02/06/2026 | Press release | Distributed by Public on 02/06/2026 07:52
In occasione della Giornata Internazionale contro le Mutilazioni Genitali Femminili (MGF), il Ministro degli Esteri Antonio Tajani ribadisce il convinto impegno dell'Italia nella lotta a una pratica inaccettabile, responsabile di gravi violazioni dei diritti umani di milioni di donne e bambine nel mondo, e nel contrasto a tutte le pratiche dannose che minacciano la libertà e la sicurezza delle donne, inclusi i matrimoni precoci forzati.

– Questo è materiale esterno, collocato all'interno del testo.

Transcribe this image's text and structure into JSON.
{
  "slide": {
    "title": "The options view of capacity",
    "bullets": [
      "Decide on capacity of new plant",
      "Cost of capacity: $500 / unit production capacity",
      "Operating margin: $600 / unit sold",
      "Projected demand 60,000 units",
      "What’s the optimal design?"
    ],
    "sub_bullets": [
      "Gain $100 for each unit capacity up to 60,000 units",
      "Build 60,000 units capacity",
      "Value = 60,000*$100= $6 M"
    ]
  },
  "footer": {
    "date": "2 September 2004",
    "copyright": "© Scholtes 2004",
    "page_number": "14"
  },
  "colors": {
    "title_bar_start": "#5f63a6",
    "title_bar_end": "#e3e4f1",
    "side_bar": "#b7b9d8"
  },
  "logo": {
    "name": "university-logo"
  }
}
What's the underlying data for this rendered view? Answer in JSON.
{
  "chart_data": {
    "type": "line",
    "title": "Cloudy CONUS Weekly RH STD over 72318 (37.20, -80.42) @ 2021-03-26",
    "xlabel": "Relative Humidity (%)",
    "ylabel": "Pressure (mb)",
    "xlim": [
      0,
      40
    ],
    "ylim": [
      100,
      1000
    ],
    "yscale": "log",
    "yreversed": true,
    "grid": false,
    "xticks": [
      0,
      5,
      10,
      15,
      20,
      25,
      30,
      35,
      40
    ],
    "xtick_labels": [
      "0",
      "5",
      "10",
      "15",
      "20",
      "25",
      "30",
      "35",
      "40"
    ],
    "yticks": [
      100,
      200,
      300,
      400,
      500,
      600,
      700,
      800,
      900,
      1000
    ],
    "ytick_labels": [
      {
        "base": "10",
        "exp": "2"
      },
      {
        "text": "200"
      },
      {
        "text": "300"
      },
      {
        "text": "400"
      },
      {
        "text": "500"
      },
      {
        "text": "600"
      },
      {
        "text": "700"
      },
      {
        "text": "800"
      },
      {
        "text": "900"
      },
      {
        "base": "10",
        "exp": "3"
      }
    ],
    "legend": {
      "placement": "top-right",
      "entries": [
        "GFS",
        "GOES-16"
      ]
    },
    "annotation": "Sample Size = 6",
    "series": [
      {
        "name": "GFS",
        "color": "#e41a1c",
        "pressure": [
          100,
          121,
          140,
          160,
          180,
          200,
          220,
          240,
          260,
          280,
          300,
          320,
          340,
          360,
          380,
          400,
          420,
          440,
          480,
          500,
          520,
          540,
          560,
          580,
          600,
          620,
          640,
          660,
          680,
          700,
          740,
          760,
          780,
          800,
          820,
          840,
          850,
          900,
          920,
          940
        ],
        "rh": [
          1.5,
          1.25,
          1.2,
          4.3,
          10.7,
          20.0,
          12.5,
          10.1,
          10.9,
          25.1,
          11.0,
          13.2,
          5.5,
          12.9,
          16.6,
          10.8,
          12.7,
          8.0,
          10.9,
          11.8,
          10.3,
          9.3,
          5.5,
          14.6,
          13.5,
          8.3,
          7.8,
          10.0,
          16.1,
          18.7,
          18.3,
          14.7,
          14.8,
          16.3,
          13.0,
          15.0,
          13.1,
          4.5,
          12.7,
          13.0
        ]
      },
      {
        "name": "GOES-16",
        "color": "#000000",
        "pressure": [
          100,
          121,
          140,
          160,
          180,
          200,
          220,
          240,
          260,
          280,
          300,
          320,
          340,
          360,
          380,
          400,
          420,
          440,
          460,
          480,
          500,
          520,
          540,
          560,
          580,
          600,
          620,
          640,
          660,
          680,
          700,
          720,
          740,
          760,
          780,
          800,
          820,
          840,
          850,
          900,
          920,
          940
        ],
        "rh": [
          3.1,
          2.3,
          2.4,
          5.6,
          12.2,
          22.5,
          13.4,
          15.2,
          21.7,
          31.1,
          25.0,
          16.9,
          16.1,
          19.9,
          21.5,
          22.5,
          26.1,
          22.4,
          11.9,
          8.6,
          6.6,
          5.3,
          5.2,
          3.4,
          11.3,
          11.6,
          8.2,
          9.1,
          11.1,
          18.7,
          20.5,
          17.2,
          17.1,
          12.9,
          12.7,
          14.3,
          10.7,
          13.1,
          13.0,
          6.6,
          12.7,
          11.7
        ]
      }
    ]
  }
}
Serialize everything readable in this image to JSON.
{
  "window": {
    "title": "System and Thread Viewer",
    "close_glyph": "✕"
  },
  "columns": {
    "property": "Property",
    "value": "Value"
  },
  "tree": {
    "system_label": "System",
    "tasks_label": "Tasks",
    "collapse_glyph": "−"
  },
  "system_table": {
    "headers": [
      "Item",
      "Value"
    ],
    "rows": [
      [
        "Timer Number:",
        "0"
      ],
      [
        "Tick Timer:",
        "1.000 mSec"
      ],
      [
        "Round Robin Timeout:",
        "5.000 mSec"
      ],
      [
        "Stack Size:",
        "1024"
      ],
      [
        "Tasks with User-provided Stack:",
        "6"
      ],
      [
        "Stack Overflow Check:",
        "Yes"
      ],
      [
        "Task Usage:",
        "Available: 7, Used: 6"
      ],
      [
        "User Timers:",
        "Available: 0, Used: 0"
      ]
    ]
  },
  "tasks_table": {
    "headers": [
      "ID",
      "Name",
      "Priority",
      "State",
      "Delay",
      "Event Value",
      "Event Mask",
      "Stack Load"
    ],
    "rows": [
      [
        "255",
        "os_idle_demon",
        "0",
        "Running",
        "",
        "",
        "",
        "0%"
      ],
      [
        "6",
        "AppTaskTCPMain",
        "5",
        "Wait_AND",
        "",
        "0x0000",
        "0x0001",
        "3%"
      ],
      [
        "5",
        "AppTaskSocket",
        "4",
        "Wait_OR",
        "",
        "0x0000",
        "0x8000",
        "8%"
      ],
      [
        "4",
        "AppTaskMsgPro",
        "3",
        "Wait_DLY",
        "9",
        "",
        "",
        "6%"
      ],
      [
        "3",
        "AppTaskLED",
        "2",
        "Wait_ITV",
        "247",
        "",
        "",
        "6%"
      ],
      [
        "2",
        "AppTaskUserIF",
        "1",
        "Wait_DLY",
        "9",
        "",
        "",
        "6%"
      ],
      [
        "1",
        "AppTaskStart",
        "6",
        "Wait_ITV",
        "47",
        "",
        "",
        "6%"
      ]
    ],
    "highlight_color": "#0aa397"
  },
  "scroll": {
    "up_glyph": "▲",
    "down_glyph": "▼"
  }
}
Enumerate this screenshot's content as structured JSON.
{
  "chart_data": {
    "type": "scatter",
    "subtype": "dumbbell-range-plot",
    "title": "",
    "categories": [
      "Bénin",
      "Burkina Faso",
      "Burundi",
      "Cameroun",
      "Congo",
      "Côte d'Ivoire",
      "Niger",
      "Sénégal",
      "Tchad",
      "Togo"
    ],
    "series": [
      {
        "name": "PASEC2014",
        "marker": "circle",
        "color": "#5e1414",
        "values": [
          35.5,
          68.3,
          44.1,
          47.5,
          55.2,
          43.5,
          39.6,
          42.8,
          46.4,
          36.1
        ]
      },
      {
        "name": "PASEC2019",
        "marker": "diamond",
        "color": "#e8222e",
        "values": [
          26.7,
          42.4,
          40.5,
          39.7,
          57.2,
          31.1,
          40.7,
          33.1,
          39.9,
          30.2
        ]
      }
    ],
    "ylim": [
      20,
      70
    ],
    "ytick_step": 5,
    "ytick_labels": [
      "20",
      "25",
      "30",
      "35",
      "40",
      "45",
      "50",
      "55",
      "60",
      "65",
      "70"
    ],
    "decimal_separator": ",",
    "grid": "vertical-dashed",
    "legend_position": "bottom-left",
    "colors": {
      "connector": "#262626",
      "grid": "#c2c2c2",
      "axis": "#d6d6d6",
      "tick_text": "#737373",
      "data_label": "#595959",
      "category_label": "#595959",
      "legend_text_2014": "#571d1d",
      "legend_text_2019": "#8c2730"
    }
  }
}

Secondo le più recenti stime delle Nazioni Unite, oltre 230 milioni di donne e bambine hanno già subito mutilazioni genitali, nella maggior parte dei casi prima dei 15 anni. Si registrano comunque alcuni segnali di progresso: negli ultimi trent'anni è diminuita la percentuale di ragazze tra i 15 e i 19 anni sottoposte a questa pratica. Un risultato ancora insufficiente, ma indicativo di un cambiamento possibile, al quale anche l'Italia ha fornito un importante contribuito.
L'Italia continuerà a mantenere alta l'attenzione sul tema, inserendolo al centro del dialogo bilaterale con i Paesi maggiormente coinvolti e sostenendo le iniziative in ambito multilaterale. La lotta contro le mutilazioni genitali femminili rientra tra le priorità del mandato italiano nel Consiglio dei Diritti Umani per il triennio 2026-2028 e costituisce un pilastro portante della partecipazione italiana alla 70ª sessione della Commissione sullo Status delle Donne, in programma a New York dal 9 al 19 marzo.